Gréte Dalmi
Inclusory plural constructions in Hungarian. A comparative syntactic approach
2020. szeptember 8. (kedd) 11 óra
Abstract
Inclusory plural pronominal constructions in Hungarian (such as mi a nõvéremmel
we with my sister) are compared with similar constructions in Finnish (see
Holmberg & Kurki 2019) and the corresponding Pro[NP] construction in Icelandic
(see Sigurðsson & Wood 2020). It is shown in the paper that the criteria used in
these two languages are only partly applicable in Hungarian.
Inclusory plural pronominal constructions are special in that the 1PL pronoun WE
is accompanied by a comitative phrase (postpositional phrase in Finnish,
case-marked DP in Hungarian and bare NP in Icelandic). In this construction WE
is neither inclusive nor exclusive (see Cysouw 2008). In the above three
languages, WE can only refer to the 1SG pronoun (i.e. the speaker) and the
referent(s) of the comitative phrase and nobody else (see also Cable (2017).

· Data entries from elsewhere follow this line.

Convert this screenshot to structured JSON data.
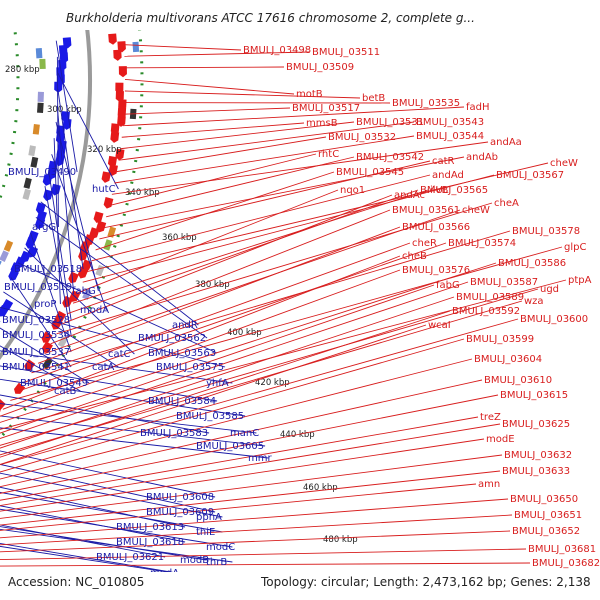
{
  "title": "Burkholderia multivorans ATCC 17616 chromosome 2, complete g...",
  "footer": {
    "accession": "Accession: NC_010805",
    "topology": "Topology: circular; Length: 2,473,162 bp; Genes: 2,138"
  },
  "colors": {
    "forward_gene": "#1a1ae6",
    "reverse_gene": "#e61a1a",
    "forward_label": "#1a1aa6",
    "reverse_label": "#d81e1e",
    "backbone": "#9a9a9a",
    "dotted_ring": "#2a8a2a"
  },
  "kbp_ticks": [
    "280 kbp",
    "300 kbp",
    "320 kbp",
    "340 kbp",
    "360 kbp",
    "380 kbp",
    "400 kbp",
    "420 kbp",
    "440 kbp",
    "460 kbp",
    "480 kbp"
  ],
  "forward_labels": [
    "BMULJ_03490",
    "argG",
    "hutC",
    "BMULJ_03518",
    "BMULJ_03519",
    "fabG",
    "proP",
    "modA",
    "BMULJ_03528",
    "BMULJ_03534",
    "andR",
    "BMULJ_03562",
    "BMULJ_03537",
    "catC",
    "BMULJ_03563",
    "BMULJ_03541",
    "catA",
    "BMULJ_03575",
    "BMULJ_03549",
    "catB",
    "yhfA",
    "BMULJ_03584",
    "BMULJ_03585",
    "BMULJ_03583",
    "manC",
    "BMULJ_03605",
    "mmr",
    "BMULJ_03608",
    "BMULJ_03609",
    "pphA",
    "BMULJ_03613",
    "thiE",
    "BMULJ_03618",
    "modC",
    "BMULJ_03621",
    "modB",
    "thrB",
    "modA",
    "BMULJ_03642"
  ],
  "reverse_labels": [
    "BMULJ_03498",
    "BMULJ_03511",
    "BMULJ_03509",
    "motB",
    "betB",
    "BMULJ_03535",
    "BMULJ_03517",
    "fadH",
    "mmsB",
    "BMULJ_03531",
    "BMULJ_03543",
    "BMULJ_03532",
    "BMULJ_03544",
    "andAa",
    "rhtC",
    "BMULJ_03542",
    "andAb",
    "catR",
    "BMULJ_03545",
    "andAd",
    "cheW",
    "BMULJ_03567",
    "nqo1",
    "ilvB",
    "BMULJ_03565",
    "andAc",
    "cheA",
    "BMULJ_03561",
    "cheW",
    "BMULJ_03566",
    "BMULJ_03578",
    "cheR",
    "BMULJ_03574",
    "glpC",
    "cheB",
    "BMULJ_03576",
    "BMULJ_03586",
    "ptpA",
    "fabG",
    "BMULJ_03587",
    "ugd",
    "BMULJ_03589",
    "wza",
    "BMULJ_03592",
    "BMULJ_03600",
    "wcaI",
    "BMULJ_03599",
    "BMULJ_03604",
    "BMULJ_03610",
    "BMULJ_03615",
    "treZ",
    "BMULJ_03625",
    "modE",
    "BMULJ_03632",
    "BMULJ_03633",
    "amn",
    "BMULJ_03650",
    "BMULJ_03651",
    "BMULJ_03652",
    "BMULJ_03681",
    "BMULJ_03682"
  ]
}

This is explained by the indexical approach put forward by Vassilieva & Larson
(2005).
Syntactically, in inclusory plural constructions, the comitative phrase is the
complement of the pronominal head. In Finnish and Hungarian, the pronominal head
can be split from its complement, while in Icelandic they are glued together. It
is proposed in the paper that the pronominal head performs N-to-D head movement,
leaving a trace behind. This prevents the insertion of any lexical item between
the pronominal head and the complement. The displacement of the pronominal head
is derived via remnant movement in Finnish. The paper suggests that in
Hungarian, the pronominal head and the complement can move to the left periphery
of the clause independently (see also Dékány 2009, Moravcsik 2003 and M.
Korcsmáros 1995 on these constructions in Hungarian).